Well, I think music and fashion were always destined to meet, marry, collide, and have children- and that’s what’s happened. Initially, high fashion didn’t necessarily look at Black culture as a vehicle of publicity or PR, they just didn’t see it that way; it was like secular music! It was like what rock n’ roll was to Christians, it was secular. We didn’t matter. Black culture didn’t matter to European fashion in that way. It’s not until we started to create our own narrative and storytelling that they started to see all of this beautiful imagery and the impact that we were having on the marketplace.

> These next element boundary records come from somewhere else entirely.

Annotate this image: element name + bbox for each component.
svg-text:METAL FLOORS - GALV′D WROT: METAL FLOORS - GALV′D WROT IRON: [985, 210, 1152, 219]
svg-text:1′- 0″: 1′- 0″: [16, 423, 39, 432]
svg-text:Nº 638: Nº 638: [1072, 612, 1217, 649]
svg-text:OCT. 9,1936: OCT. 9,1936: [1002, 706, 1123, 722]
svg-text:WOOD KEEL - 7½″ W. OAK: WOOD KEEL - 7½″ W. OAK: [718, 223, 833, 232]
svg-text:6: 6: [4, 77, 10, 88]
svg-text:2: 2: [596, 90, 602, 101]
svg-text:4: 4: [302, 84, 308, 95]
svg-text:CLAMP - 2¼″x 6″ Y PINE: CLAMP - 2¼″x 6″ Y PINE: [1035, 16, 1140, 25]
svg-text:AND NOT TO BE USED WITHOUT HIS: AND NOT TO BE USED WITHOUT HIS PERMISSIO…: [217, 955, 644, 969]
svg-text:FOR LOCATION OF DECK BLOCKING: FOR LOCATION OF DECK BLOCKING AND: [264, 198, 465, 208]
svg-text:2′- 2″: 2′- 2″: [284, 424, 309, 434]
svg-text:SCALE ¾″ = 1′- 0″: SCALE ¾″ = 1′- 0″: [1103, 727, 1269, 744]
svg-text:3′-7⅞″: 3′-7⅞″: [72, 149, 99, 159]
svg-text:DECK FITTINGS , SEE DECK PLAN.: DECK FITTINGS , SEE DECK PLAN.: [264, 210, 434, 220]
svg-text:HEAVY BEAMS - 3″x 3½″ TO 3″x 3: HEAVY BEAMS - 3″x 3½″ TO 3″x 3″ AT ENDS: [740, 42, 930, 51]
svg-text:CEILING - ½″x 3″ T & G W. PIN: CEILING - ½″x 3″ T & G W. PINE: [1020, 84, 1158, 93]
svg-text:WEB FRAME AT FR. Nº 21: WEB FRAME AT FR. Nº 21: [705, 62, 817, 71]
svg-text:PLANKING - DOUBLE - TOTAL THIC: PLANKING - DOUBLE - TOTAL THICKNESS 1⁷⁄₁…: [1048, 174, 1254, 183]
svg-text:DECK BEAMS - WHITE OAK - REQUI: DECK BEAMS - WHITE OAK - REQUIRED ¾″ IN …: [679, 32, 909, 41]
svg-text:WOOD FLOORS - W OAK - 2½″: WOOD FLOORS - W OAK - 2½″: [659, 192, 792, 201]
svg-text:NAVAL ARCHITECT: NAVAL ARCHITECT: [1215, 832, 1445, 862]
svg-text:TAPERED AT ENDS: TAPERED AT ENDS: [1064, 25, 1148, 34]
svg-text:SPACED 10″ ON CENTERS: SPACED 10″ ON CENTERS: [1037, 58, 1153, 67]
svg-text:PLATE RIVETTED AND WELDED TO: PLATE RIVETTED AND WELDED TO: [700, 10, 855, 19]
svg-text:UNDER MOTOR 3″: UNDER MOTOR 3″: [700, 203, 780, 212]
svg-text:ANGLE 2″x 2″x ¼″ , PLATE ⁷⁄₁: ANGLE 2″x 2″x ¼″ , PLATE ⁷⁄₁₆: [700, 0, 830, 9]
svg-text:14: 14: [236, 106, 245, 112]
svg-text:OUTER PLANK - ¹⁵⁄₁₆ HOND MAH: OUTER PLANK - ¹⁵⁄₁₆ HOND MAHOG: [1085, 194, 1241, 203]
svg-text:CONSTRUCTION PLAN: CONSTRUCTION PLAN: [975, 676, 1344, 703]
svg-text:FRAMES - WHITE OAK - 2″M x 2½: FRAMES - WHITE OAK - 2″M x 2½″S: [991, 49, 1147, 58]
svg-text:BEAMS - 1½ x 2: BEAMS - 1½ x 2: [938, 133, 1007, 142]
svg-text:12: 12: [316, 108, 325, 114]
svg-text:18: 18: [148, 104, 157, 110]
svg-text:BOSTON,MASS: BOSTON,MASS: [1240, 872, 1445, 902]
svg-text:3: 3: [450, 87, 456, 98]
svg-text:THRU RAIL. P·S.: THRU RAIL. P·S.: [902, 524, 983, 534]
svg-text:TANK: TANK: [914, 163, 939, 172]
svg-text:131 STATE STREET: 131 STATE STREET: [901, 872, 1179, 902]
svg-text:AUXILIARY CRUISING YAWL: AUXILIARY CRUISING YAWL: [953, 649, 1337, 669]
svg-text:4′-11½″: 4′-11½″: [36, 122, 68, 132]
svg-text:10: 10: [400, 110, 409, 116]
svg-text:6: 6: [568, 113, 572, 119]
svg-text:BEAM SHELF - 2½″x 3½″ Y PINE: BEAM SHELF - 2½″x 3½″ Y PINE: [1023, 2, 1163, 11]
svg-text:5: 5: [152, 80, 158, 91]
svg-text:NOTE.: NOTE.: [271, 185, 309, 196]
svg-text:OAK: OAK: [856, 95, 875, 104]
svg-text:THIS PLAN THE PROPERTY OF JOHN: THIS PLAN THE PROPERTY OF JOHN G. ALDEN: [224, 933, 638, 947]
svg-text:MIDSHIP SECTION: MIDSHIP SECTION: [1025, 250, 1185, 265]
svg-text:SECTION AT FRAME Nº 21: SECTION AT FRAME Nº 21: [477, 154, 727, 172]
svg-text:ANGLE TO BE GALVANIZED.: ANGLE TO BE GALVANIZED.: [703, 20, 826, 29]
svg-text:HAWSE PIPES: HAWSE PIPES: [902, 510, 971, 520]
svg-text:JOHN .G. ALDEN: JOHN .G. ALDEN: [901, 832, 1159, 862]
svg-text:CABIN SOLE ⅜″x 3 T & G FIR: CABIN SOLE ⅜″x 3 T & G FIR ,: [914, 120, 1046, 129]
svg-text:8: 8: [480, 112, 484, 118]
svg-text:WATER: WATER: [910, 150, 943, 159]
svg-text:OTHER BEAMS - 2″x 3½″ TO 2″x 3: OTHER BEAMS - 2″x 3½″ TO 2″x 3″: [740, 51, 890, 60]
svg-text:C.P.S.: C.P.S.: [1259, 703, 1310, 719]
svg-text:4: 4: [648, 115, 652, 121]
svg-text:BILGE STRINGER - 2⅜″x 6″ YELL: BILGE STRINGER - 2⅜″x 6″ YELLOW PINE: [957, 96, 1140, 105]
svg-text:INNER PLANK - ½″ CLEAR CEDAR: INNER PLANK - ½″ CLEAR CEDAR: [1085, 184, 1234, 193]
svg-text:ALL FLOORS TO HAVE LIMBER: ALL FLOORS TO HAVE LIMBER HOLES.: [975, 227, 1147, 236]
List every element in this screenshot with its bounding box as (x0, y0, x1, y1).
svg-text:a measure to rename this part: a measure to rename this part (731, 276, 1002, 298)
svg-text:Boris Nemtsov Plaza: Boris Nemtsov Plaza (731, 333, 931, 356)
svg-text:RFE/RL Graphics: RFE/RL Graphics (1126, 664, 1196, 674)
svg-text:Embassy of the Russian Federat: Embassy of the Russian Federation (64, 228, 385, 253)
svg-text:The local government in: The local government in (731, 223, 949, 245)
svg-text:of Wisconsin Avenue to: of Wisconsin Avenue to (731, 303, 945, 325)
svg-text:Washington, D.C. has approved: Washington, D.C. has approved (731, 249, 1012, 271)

After we built up our storytelling, you can see visually that this is tangible and is something that doesn’t just shift the way that the consumer buys, but it shifts culture. And because I always looked at it as a narrator, I’ve changed the narrative of how people saw Black music in the industry. Our goal was just to get our music played on VH1 or MTV, because they didn’t play Black music. BET played Black music, so it was very segregated. So, if we could get our music on those channels, you were in it, and the images were so polarising. It happened eventually. Because of that, magazines started to take notice and when we called high fashion houses, it took that one progressive PR person to help give you the opportunity. When I first started working with Jay, I knew I wanted a very relaxed suit, and we initially went to Giorgio Armani and we weren’t able to get through on the first time, so I said I’d design it. The Italians understood relaxed and effortless suiting, and with artists who never really wore suits, as their uniform was more baggy pants and comfortable stuff… being able to design one of Jay-Z’s first suits- a yellow lemon suit that he wore in the Feelin’ It video- and that song became such a big deal. And then when we went to back to Armani, I never said I wasn’t going to go back to Armani, I was more like “Oh okay, no problem” …

You’ve got to go with that energy! You’re going to come back.

Well, there were no hard feelings, no problems. It just obviously forced me to tap into my superpowers.